As the crowd gathered in New York’s Washington Square Park on Monday night, confused journalists and Hillary supporters asked each other for information.

“Do you know what we’re waiting for?” asked a man. “Is it going to be some faceless college professor telling us how to vote?”

The small stage being constructed in the centre of the park’s fountain, and the security detail standing by, hinted at more – and at 7.30pm, just as the rumours began to start, we got our answer. The queen of pop had come to lend her support to the Clinton campaign.

“This concert is about unifying us,” said Madonna as she took to the stage, clutching a red guitar and flanked by a musician and her son David. “How are we going to keep America great?

“We are going to elect a president who does not discriminate against women, who does not discriminate against the LGBT community, who does not discriminate against people of color, that does not want to build a wall around our country and separate us from the rest of the world. This is a concert about peace.”

Apologising for her guitar skills, she began an acoustic set, stopping between each song to give missives against the Republican candidate. “No way, motherfucker,” she declared, as she launched into Express Yourself.

For the astonished audience, it was a once-in-a-lifetime opportunity to sing along with Madonna to some of her biggest hits, including Don’t Tell Me and Like a Prayer – but her cover of John Lennon’s Imagine was the crowning moment: a cathartic sense of unity ahead of the next day’s uncertainty.

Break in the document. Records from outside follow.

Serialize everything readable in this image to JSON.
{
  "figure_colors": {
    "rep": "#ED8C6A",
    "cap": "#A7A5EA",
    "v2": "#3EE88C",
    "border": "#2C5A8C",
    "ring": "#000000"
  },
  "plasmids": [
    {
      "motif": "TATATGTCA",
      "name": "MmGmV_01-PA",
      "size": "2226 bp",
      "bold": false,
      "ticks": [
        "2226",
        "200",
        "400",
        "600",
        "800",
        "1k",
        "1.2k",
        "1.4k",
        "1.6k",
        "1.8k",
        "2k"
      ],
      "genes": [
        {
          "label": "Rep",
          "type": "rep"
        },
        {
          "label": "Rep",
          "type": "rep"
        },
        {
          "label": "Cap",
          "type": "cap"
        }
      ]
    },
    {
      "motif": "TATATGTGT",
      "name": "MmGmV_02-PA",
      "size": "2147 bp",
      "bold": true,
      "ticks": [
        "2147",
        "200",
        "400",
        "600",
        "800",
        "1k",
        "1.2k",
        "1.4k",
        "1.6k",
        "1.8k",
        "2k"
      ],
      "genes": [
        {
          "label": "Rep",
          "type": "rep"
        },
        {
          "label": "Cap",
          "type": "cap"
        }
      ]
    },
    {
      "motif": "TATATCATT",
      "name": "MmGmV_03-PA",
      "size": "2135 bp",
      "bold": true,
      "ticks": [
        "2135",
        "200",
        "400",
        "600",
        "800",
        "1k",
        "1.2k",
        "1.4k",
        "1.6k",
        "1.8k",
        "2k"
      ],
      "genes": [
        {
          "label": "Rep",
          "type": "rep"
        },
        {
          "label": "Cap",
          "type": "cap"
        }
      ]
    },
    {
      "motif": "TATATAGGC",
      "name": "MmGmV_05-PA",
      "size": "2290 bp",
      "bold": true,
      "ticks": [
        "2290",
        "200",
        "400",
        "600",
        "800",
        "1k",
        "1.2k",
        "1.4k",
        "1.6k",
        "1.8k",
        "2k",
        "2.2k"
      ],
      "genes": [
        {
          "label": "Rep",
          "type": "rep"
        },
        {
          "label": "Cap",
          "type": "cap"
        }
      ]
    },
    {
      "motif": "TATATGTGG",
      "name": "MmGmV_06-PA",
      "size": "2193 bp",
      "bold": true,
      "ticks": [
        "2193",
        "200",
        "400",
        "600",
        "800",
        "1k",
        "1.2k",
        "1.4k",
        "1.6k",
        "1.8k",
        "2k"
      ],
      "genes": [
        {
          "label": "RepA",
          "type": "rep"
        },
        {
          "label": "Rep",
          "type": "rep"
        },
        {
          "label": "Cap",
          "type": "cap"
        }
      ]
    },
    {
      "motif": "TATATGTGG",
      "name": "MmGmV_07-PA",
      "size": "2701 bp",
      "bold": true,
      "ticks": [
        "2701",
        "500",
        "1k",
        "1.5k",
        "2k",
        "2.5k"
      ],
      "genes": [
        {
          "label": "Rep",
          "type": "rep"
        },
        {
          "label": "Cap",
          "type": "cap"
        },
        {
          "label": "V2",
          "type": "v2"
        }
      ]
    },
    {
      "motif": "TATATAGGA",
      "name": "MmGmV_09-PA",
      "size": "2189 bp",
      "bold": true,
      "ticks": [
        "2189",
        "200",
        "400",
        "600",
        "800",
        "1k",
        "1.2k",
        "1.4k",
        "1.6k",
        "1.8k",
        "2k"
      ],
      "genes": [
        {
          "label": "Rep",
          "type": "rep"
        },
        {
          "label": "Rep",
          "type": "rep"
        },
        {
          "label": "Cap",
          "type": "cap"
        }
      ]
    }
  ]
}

Introducing the song, she called Lennon one of the “angels who have been sent to this universe to bring peace on Earth”.

“What about us?” called a man.

“What about us?” she answered. “We’re here to keep the fire going.”

Earnest speeches about love were peppered with a caustic sense of humour. When asked to turn to her right during a song, Madonna quipped: “I’m a top and a bottom, but I don’t do sides.” Later she said: “Let’s hope I get invited to the White House.”

The concert was performed in the round, and those who surrounded her with Hillary signs, who had come for a pre-election day boost, were not disappointed. “Tomorrow’s the big day,” Madonna told us, expertly pausing for cheers and responses. “Do we want to become the laughing stock of the planet?”

Finally, after a medley that merged Pete Seeger’s If I Had a Hammer into Madonna’s Rebel Heart, she called, “Save this country, vote for Hillary Clinton.”

Then she was gone, and the crowd turned to find themselves in the middle of the Pantsuit Power dance flashmob, performing the Clinton-themed dance first encountered in a viral video by film-makers Celia Rowlson-Hall and Mia Lidofsky.

Next to the space where Madonna had been, a man dressed as Abraham Lincoln posed for selfies with passersby, and the stencil artist behind the I Feel Like Hillz street art campaign created fresh artworks for people to take home, as originators of various pro-Hillary groups and online movements introduced themselves to each other.

It was the pop-up rally that no one expected, setting a cautious mood of optimism among New Yorkers hoping to see the first female president elected on Tuesday. And it was a final reminder of Clinton’s top-tier pop endorsements, which includes a holy trinity of divas: Madonna, Beyoncé and Adele.

If they can’t save us, well, then maybe we can’t be saved.